Free Gaza Movement wants boat from the UAE for next flotilla

Group is encouraging grass-roots support to deliver supplies and end the Israeli naval blockade.

Adam Shapiro and Huwaida Arraf from the Free Gaza Movement during their visit to Dubai.
Powered by automated translation

DUBAI // Huwaida Arraf, a key member of the Free Gaza Movement, said the group is raising money and organising for another and hopefully bigger flotilla that would cross the Mediterranean to Gaza. "When we're ready to announce, people will know about it," she said. "But for sure it is going to be an escalation. I would love to see a boat from the UAE next time. We really want to see the Gulf, and I really would like to see the Emirates, get more involved."

An American lawyer of Palestinian descent, Ms Arraf, 34, has been part of seven attempts to challenge the Israeli naval blockade of the strip, one of the most densely populated places in the world and home to 1.5 million people. The blockade, which has been in place since 2006, has restricted not only the movement of people but also the importation of food, fuel and other goods. Free Gaza launched the first attempt to challenge the blockade in August 2008, managing to cross from Cyprus to Gaza City.

The group has since made several successful trips.
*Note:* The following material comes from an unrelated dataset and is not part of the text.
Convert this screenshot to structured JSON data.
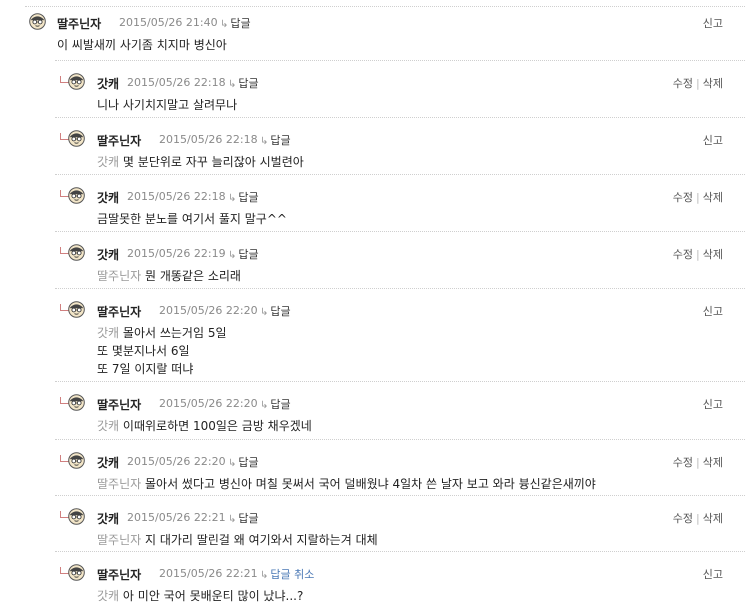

Other attempts have been blocked by Israel, including the most recent attempt in May which ended in the deaths of nine people. That incident is still fresh in the minds of many in the area. Sara Yousef, 23, an Emirati interior designer, was among the many people in the UAE and around the world affected by the Israeli attack on the Freedom Flotilla.

"What happened during the raid was very unfortunate and sad," she said. "Nationals and expats should help raise awareness about what happened and educate people on what is going on. When you are aware of something, you can't really ignore it." Still, financial support for the Movement has been limited in the Emirates. Ms Arraf estimates that about US$50,000 (Dh183,650) was given by people in the UAE towards the Flotilla. A vessel paid for by Kuwaitis was among the boats that set sail in May. Hessa Saif, who lives in Ras al Khaimah, said she hoped that more would be done by people in the Emirates in the future.

With the movement encouraging grass-roots support for the next flotilla, Dr Mohammed al Roken, chairman of the UAE Jurists' Association, said people here can support the movement at a local level. "Individually, they can get in touch with the people who organised the movement and subscribe to being part of arranging the ships," he said. Over the years, the Government and local groups have provided support to the Palestinians, including billions of dirhams in humanitarian and development assistance.

"I think the Emirates is taking part in the cause by making donations through associations like the Red Crescent," said Sultan al Suwaidi, a member of the Federal National Council for Dubai. "I think it's better if the individuals contribute through official organisations instead of doing it on their own, because there are specialised people who can send contributions to the right people and place," he said.

However, assistance alone will not address the entire Gaza issue. Ms Arraf warned against reducing the occupation of the Palestinian territories simply to an issue of humanitarian aid. "Israel has created this humanitarian crisis," she said. "More than a humanitarian crisis, it's an issue of human rights and dignity. That's what we need to address." While the Free Gaza Movement were the first to organise to sail to Gaza, they have since been joined by several groups, forming the coalition that launched the Freedom Flotilla. Aboard the six-boat flotilla were hundreds of people and 10,000 tonnes of aid.

"It's not the cargo that has been the most important part," Ms Arraf said. "It's challenging the policy that leaves Palestinians in need of this. It's about ending this deliberate strangulation of Gaza." Ms Arraf became involved with the movement in 2006, when sending boats to Gaza was just an idea. That idea eventually became the reality of the aid flotilla. "From our first boats in August of 2008, people thought it was crazy," she said.

"I hope now people realise the impact and the importance of what we're doing."